Perché 10 reattori? L'abbiamo detto prima. Lo ACP100 ha una potenza erogata di soli 125MWe. Decisamente pochi: per fare un impianto medio alla francese, ovvero circa 1000MWe, servono circa 10 ACP100.
Inoltre, sempre a causa della taglia piccola, il costo di produzione dell'energia sarà tutto da verificare [25].
Anche la riduzione del tempo di costruzione (5 anni per impianto) non è rilevante.
Così come non ha la capacità di abbattere la quantità di combustibile nucleare esausto altamente radioattivo.

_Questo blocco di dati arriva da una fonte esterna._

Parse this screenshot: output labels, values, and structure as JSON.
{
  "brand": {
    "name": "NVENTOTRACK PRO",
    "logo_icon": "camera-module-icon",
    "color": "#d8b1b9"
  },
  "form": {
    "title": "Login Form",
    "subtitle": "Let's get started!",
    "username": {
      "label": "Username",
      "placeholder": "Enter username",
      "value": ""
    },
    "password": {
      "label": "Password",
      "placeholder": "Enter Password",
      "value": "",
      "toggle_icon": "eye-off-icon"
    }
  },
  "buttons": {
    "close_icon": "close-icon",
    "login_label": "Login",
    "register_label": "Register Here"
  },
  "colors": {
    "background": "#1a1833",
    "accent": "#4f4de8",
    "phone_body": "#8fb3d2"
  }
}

Come accennato in una nota precedente, lo ACP100 è un reattore di terza generazione di tipo PWR. Ovvero è un reattore ad acqua bollente in pressione: per intenderci il principio di funzionamento utilizzato dai collaudatissimi reattori francesi. Che però non è parsimonioso in quanto a produzione di scorie radioattive.
Su questo punto la Lega fa riferimento a tecnologie di quarta generazione, ovvero (alcuni, ve ne sono ben sei famiglie diverse, non tutte con le stesse caratteristiche) reattori in grado di essere alimentati con il plutonio ed altri isotopi radioattivi prodotti dalle centrali di seconda e terza generazione. Ne parleremo nella sezione relativa all'impatto ambientale dei nuovi reattori.
E veniamo alla flessibilità di uso per integrare gli impianti ad energie rinnovabili. Abbiamo per le mani un PWR, anche se piccolo. E i PWR non possono variare a piacimento la loro potenza di utilizzo. Vanno portati alla potenza voluta e lasciati lì per il periodo di tempo più lungo possibile. In caso contrario andremmo incontro ad una forte riduzione della durata della vita operativa dell'impianto. Riduzione vista come fumo agli occhi dal gestore dell'impianto [26].
Vorremmo concludere questa analisi dello ACP100 con una considerazione che ci ha colpito molto positivamente: il fatto che la CNNC si sia esposta chiedendo alla International Atom Energy Agency di certificare la sicurezza del progetto. Certificazione che ha ottenuto nel 2016.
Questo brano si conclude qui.